Mumsnet has not checked the qualifications of anyone posting here. If you need help urgently or expert advice, please see our domestic violence webguide and/or relationships webguide. Many Mumsnetters experiencing domestic abuse have found this thread helpful: Listen up, everybody

My boyfriend is ignoring me

84 replies

gaynor83 · 26/01/2018 11:18

We've been seeing each other for about two months. Both in our thirties. Everything seems great we get on so well and he seems to be genuine and likes spending time with me. We've seen each other or been in contact pretty much every day.
Sometimes he likes to spend time with his friends and I don't hear from him for a day or so but I don't bug him about it.
I saw him the day before yesterday later He went to meet friends..i called him later and he said he was on his way to mine. Then later his phone was switched off. I called once and messaged the next day but no answer to either. He lives with my best friend who's his cousin..when I asked her she said he had been home and left again but had said he was going to call me. I tried again last night and no answer, today it's switched off.
He rarely uses Facebook but today I saw him online and messaged to see if he was ok and he went offline.
I can't think of any reason for him to ignore me...i don't want to ask my friend too much...what should I do? I have mental health issues and feel horrible anxiety about this. But I'm trying not to let it show so haven't been blowing up his phone, it's really making me feel psycho though with the anxiety....

OP posts:
KinkyAfro · 26/01/2018 14:47

Sometimes I despair, what a complete waste of your time. 2 months in and he's like this and you haven't fucked him off yet? Stop looking for reasons and explanations, get rid of the waster

KinkyAfro · 26/01/2018 14:47

She he's not your boyfriend after 2 months

KinkyAfro · 26/01/2018 14:48

*and not she

Olddear · 26/01/2018 15:29

Did you know he was taking crack and cocaine when you agreed to go out with him??

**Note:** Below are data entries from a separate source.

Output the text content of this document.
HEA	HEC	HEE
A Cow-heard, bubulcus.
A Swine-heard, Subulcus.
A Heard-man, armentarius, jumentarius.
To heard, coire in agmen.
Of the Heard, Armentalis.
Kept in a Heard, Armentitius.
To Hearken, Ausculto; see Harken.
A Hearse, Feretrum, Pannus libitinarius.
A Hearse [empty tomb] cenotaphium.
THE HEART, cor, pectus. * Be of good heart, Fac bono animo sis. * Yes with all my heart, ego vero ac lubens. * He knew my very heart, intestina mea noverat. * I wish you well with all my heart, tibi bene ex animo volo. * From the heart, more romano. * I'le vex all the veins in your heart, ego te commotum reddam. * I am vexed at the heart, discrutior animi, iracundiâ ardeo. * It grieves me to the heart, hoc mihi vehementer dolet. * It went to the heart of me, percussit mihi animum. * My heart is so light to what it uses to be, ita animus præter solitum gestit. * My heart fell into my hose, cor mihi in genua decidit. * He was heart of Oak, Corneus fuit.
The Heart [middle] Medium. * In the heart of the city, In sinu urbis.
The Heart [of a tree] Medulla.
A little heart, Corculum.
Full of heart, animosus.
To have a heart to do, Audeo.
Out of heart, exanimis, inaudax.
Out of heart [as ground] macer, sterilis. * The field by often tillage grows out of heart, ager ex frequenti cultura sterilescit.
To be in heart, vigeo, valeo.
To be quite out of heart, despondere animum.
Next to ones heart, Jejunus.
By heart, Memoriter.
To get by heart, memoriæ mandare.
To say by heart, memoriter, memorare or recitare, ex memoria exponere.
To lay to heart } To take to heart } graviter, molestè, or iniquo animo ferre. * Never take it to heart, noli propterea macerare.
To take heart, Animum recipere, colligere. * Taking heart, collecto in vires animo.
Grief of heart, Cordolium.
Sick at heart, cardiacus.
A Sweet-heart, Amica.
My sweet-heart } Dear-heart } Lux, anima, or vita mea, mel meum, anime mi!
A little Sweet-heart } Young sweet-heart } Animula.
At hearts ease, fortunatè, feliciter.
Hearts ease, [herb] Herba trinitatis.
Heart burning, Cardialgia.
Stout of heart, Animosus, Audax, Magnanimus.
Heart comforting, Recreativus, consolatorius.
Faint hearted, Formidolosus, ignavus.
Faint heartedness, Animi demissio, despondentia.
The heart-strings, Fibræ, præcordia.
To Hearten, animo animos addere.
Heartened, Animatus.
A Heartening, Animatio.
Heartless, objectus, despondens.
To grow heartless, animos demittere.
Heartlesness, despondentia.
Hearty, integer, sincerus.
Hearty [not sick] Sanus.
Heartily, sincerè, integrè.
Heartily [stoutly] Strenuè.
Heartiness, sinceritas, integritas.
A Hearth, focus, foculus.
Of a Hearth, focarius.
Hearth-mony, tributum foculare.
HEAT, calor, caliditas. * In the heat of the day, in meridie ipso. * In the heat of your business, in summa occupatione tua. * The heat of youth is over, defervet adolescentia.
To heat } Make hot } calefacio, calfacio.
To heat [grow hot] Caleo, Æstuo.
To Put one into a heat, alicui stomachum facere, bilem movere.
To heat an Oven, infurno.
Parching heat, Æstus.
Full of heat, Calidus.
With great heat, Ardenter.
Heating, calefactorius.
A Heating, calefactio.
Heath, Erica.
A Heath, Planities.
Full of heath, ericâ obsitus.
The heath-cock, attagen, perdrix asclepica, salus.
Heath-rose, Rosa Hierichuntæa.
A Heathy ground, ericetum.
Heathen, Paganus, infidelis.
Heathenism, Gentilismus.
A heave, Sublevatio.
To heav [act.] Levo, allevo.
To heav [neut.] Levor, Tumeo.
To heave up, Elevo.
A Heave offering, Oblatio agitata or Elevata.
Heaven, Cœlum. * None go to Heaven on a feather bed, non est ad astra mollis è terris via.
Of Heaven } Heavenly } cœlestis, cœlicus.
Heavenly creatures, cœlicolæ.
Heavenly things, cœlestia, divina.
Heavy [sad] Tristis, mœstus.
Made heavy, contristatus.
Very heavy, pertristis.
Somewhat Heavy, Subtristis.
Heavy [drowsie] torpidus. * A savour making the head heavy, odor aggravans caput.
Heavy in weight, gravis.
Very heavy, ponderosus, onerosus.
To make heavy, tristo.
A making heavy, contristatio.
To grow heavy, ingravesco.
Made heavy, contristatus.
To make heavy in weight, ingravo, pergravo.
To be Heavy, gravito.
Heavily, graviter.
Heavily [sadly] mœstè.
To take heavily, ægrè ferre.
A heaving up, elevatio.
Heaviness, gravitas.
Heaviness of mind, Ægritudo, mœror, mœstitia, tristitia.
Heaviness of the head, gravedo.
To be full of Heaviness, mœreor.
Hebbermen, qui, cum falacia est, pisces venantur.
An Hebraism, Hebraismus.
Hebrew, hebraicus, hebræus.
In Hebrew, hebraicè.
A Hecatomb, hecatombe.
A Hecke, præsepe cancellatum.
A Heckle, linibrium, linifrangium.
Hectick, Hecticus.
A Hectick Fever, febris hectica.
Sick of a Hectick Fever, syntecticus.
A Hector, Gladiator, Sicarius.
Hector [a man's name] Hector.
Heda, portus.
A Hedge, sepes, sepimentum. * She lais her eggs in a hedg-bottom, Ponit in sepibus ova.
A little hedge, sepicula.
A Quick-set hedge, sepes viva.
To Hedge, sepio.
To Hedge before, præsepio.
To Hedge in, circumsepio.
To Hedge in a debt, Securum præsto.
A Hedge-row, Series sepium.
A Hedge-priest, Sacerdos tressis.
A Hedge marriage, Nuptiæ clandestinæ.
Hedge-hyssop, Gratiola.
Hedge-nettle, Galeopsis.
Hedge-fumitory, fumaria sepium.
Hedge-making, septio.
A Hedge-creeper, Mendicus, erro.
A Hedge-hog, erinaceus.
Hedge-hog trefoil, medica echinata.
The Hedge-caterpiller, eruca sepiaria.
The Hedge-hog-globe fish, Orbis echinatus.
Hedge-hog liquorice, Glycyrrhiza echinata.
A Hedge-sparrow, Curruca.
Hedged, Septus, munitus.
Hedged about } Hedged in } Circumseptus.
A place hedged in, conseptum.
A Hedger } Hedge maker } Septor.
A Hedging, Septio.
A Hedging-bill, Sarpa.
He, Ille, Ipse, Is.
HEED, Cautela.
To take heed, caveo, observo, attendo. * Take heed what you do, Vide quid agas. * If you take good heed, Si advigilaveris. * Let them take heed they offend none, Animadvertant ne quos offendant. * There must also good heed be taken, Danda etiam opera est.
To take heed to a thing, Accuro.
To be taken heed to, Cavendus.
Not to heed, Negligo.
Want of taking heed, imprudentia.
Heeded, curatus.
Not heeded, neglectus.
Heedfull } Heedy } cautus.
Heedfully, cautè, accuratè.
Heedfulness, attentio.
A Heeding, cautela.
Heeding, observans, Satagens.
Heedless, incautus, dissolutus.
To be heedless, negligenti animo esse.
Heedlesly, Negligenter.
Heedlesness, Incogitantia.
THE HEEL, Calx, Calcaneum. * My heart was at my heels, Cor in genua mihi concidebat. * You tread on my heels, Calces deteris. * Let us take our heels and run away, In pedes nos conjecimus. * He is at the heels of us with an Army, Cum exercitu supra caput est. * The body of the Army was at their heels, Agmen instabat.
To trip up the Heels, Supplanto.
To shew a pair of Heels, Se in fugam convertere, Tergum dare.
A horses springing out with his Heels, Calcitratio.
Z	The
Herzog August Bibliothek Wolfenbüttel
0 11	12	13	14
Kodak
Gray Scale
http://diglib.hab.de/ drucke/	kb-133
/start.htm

Guardsman18 · 26/01/2018 15:38

The drugs were a better offer. Trust me and everyone else on here.

Let him go. He's not worth it, honest.

Shayelle · 26/01/2018 16:46

Crack. So so serious. Please be so wary he’ll rinse you for everything Sad

Guardsman18 · 26/01/2018 17:09

I had a friend with benefits - much younger than me - he's dead now at 32 because he was a crack addict

Guardsman18 · 27/01/2018 08:48

Sorry if my last post sounded all about me. I think I wasn't just trying to show hoe serious a drug crack is.

AtrociousCircumstance · 27/01/2018 08:58

To an honest person like you are, I’m sure, it’s very hard to believe that someone would lie, sweet-talk you for their own ends, use you for whatever they need then fuck off...but that’s what he has done and is doing.

Don’t project your own decency and moral values onto him - he doesn’t share them.

Crack is a hard drug which kills. That is serious, end-of-the-line addiction.

He will always be unreliable, insensitive, confusing and dishonest. And ruthless. He will use you and reassure you that he won’t.

The anxiety you are feeling is a healthy warning sign - you are being lied to and used by a damaging person.

Stay strong. See through this. Step away.